Optimal Routing for Federated Learning over Dynamic Satellite Networks: Tractable or Not?

Federated learning (FL) is a key paradigm for distributed model learning across decentralized data sources. Communication in each FL round typically consists of two phases: (i) distributing the global model from a server to clients, and (ii) collecting updated local models from clients to the server for aggregation. This paper focuses on a type of FL where communication between a client and the server is relay-based over dynamic networks, making routing optimization essential. A typical scenario is in-orbit FL, where satellites act as clients and communicate with a server (which can be a satellite, ground station, or aerial platform) via multi-hop inter-satellite links. This paper presents a comprehensive tractability analysis of routing optimization for in-orbit FL under different settings. For global model distribution, these include the number of models, the objective function, and routing schemes (unicast versus multicast, and splittable versus unsplittable flow). For local model collection, the settings consider the number of models, client selection, and flow splittability. For each case, we rigorously prove whether the global optimum is obtainable in polynomial time or the problem is NP-hard. Together, our analysis draws clear boundaries between tractable and intractable regimes for a broad spectrum of routing problems for in-orbit FL. For tractable cases, the derived efficient algorithms are directly applicable in practice. For intractable cases, we provide fundamental insights into their inherent complexity. These contributions fill a critical yet unexplored research gap, laying a foundation for principled routing design, evaluation, and deployment in satellite-based FL or similar distributed learning systems.

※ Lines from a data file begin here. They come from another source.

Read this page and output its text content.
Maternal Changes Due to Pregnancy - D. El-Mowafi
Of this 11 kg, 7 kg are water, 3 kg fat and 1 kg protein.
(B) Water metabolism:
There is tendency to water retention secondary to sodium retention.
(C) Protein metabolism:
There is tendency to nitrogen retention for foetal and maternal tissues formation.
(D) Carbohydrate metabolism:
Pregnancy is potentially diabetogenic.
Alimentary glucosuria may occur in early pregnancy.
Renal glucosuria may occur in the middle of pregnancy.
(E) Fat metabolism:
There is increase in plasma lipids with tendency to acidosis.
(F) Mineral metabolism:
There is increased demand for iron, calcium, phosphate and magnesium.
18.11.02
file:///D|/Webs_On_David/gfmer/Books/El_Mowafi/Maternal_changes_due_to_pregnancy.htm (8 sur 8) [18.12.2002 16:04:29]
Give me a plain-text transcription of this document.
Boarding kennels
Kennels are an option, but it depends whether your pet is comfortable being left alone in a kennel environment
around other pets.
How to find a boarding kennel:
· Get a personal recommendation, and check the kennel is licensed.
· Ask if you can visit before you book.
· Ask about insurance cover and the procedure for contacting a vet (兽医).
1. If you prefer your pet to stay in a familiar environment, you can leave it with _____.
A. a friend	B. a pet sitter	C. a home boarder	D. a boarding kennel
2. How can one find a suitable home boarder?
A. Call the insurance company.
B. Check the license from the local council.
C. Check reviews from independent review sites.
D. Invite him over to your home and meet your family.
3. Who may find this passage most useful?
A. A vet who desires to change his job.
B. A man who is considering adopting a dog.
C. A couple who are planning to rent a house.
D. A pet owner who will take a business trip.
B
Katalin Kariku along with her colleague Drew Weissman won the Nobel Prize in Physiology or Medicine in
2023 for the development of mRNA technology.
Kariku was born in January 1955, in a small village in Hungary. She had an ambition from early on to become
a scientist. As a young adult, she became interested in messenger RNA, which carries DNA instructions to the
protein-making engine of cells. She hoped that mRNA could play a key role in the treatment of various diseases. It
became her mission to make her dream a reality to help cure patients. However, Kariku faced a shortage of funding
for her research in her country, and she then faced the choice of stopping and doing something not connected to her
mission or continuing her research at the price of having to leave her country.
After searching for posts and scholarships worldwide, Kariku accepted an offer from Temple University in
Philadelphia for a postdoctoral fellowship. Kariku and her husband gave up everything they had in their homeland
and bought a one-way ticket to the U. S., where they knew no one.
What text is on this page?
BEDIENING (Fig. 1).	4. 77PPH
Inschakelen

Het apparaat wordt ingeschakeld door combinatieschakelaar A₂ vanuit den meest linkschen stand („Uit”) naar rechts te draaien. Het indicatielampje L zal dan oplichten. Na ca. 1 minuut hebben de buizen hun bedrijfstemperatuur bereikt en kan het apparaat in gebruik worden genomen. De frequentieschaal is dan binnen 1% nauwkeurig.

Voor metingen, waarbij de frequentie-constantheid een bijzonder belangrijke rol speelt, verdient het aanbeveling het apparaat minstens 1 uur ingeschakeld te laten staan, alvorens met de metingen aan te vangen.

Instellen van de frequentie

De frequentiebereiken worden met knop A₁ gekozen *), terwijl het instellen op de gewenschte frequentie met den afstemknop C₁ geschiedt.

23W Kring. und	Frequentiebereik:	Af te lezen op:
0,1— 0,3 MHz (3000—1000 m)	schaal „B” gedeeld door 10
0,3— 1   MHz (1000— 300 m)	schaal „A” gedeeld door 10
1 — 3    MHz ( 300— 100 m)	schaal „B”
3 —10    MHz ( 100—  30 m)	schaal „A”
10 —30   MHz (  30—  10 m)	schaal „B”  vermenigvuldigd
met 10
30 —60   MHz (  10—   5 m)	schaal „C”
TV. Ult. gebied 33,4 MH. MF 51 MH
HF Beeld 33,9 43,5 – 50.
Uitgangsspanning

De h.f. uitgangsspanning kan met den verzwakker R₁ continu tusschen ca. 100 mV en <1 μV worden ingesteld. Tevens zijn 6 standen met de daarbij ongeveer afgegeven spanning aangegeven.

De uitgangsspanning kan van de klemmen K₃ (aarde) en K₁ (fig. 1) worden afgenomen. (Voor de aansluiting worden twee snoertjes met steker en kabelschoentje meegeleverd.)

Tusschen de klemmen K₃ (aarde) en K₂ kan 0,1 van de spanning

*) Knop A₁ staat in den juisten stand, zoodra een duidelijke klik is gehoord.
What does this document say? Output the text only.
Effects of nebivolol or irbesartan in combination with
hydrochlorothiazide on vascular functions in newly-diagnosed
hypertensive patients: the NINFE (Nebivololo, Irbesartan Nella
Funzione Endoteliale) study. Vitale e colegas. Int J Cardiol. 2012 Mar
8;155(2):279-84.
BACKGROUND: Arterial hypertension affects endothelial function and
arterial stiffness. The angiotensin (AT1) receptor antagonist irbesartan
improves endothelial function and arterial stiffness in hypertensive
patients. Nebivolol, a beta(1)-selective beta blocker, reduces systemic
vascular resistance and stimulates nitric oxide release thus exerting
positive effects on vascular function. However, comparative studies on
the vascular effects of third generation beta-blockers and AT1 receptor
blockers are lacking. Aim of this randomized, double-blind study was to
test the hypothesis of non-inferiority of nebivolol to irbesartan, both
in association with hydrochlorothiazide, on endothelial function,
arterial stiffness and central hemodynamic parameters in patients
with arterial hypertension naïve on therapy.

翻译：联邦学习（FL）是一种跨分散数据源进行分布式模型训练的关键范式。每轮FL中的通信通常包含两个阶段：（i）将全局模型从服务器分发至客户端，（ii）将更新后的本地模型从客户端收集至服务器进行聚合。本文重点关注一种特殊的FL场景，其中客户端与服务器之间的通信需通过动态网络中的中继节点完成，这使得路由优化至关重要。典型场景为在轨联邦学习，卫星作为客户端通过多跳星间链路与服务器（可以是卫星、地面站或空中平台）通信。本文对不同设置下在轨FL的路由优化问题进行了全面的可解性分析。对于全局模型分发阶段，分析维度包括模型数量、目标函数及路由方案（单播与多播、可分割与不可分割流）。对于本地模型收集阶段，分析维度涵盖模型数量、客户端选择及流可分割性。针对每种情况，我们严格证明了全局最优解是否可在多项式时间内获得，或问题是否属于NP难问题。通过综合分析，我们为在轨FL中一系列广泛的路由问题划清了可解与不可解区域的明确边界。对于可解情况，所得高效算法可直接应用于实际场景。对于不可解情况，我们提供了对其固有复杂性的根本性见解。这些贡献填补了一个关键且尚未探索的研究空白，为基于卫星的联邦学习或类似分布式学习系统的路由设计、评估与部署奠定了理论基础。